The descriptions could be punchier. The “Wall Paintings” above, reads “Full-body portraits of multiple races, including beings not of this world, all wearing red robes, emblazoned with the cult symbol.” Not exactly the punchiest of descriptions, and tending to the abstract side of the spectrum. A good evocative description, kept short, is a hard skill though, and one of the hardest to master, I think, after imaginative interactivity. The outside of the temple doesn’t really get a description, for those would be “use the back door” crowds.
And, there are a lot of If/Then statements. This is a writing style that just clogs up writing. “IF a read magic spell is cast ..” “is something is put in the bowl …” or “if a search for traps is made …” This is actually a stylistic choice made by the designer, so it’s not just poor writing, as it usually is. Actions are preceded by an IF as a formatting decision, consistent throughout. I don’t think it’s good. I think it adds words to read and parse while you are digging through content, but, hey, that’s just me. The reviewer.

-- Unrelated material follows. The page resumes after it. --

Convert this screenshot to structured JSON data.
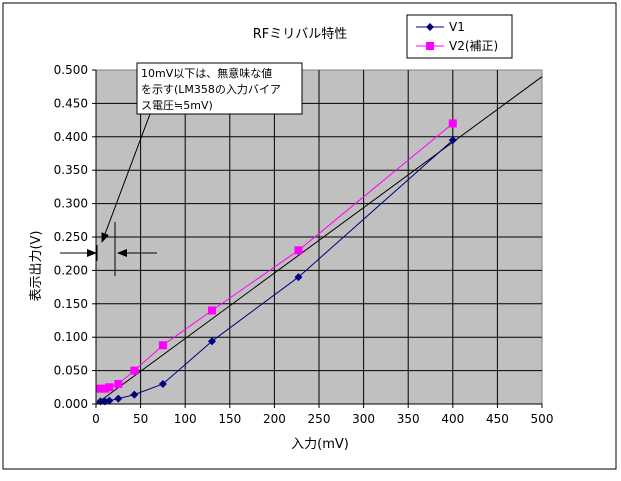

Still, even with some weakness in the descriptive text, it’s a great adventure. Lots oto explore, Easy to run. Really good interactivity (OOOO! Glass coffin!”) and just a tough of gruesomeness (teeth related, generally) to keep the theming together and let you know they ARE baddies for a reason.
This is $3 at DriveThru. The preview is fourteen pages. You only get to see the first two rooms, since it’s the first fourteen pages. I would have preferred a couple of more rooms to look at as well, but you can get a good idea of the writing style, layout, interactivity, and so on from the preview, so it’s a decent preview.